Like Louisiana, New Mexico boasts one of the most established, effective incentive programs in the U.S. Rather than offer tax credits, the state provides a flat-out cash rebate covering 25% of all in-state expenses. In addition, it offers 0% loans (in exchange for backend participation) of up to $15 million on shows spending at least $2 million within the state. In previous years, the one knock on New Mexico was that it had scant facilities and hardly any qualified local crew. That situation is being remedied. Last June, Albuquerque Studios, a $75 million soundstage and production hub, opened its doors. Recent and upcoming productions to take advantage of the new facility include Taylor Hackford’s “Love Ranch,” Jim Sheridan’s “Brothers” and McG’s “Terminator Salvation: The Future Begins,” currently in prep.

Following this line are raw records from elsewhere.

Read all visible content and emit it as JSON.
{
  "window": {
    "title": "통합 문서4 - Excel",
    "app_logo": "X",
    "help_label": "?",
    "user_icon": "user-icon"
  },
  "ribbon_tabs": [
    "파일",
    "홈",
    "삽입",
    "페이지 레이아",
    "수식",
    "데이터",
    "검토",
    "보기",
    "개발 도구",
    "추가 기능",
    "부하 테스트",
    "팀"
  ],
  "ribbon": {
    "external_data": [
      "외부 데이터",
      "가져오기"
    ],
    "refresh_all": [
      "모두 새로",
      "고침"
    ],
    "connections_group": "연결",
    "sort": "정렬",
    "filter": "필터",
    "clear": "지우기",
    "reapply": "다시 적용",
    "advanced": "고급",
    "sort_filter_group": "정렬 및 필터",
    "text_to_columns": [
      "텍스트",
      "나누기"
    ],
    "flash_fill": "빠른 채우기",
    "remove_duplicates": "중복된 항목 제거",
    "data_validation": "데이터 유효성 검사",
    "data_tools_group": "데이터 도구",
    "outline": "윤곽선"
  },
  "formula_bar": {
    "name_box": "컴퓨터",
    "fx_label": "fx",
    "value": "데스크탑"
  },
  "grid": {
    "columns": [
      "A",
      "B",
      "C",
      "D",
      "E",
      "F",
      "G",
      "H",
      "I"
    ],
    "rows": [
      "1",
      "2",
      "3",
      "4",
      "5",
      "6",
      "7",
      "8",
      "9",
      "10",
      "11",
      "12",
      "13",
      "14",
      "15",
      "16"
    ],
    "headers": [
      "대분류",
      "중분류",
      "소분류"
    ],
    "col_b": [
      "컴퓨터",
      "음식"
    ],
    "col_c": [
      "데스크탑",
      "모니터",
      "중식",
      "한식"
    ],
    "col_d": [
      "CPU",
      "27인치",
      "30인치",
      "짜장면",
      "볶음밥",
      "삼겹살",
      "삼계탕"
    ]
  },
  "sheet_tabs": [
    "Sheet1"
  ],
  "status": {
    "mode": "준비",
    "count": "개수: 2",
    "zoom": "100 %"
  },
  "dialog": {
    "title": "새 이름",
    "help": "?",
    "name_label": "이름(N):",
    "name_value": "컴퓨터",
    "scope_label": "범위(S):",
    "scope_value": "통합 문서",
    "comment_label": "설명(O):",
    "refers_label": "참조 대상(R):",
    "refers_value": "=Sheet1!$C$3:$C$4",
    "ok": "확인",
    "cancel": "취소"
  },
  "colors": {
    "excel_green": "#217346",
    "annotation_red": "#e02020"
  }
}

In only two years, Connecticut has gone from nonentity to major player in the incentive game, and has offered further proof that film-related legislation has the ability to give local economies an immediate boost. Thanks to its generous 30% tax credit and its close proximity to the resources and crew of neighboring New York, Connecticut has managed to lure a slew of high-profile productions recently. Seven features are shooting there, including Andrew Jarecki’s “All Good Things” with Ryan Gosling and Kirsten Dunst, P.J. Hogan’s “Confessions of a Shopaholic” and Sam Mendes’ “Farlanders.”
Until a few weeks ago, New York had one of the weaker incentive programs in the nation. That still didn’t stop more than 250 features from shooting in the state last year. Those stats are about to be shattered. In April, Gov. David Paterson and the Legislature teamed up to pass a bill that tripled the state tax credit on production expenses to 30%, with an additional 5% thrown in for shows shot within New York City. For productions big and small, the cringe-inducing costs of shooting in Gotham have suddenly become easier to manage.
The new kid on the block, Michigan rounds out the list purely based on its unmatched investment, which was announced last month. It includes a phenomenal 40%-42% cash or tax-credit rebate (whichever the producers/financiers prefer) on all in-state expenditures, plus a 30% reimbursement for nonresident below-the-line crew members. Simply put, this is the best package ever to be introduced in the United States. But that doesn’t mean there won’t be significant hurdles to overcome, the most glaring of which is Michigan’s utter lack of any significant production resources or local crew. Expect that situation to change, and fast. Just look at Louisiana and New Mexico.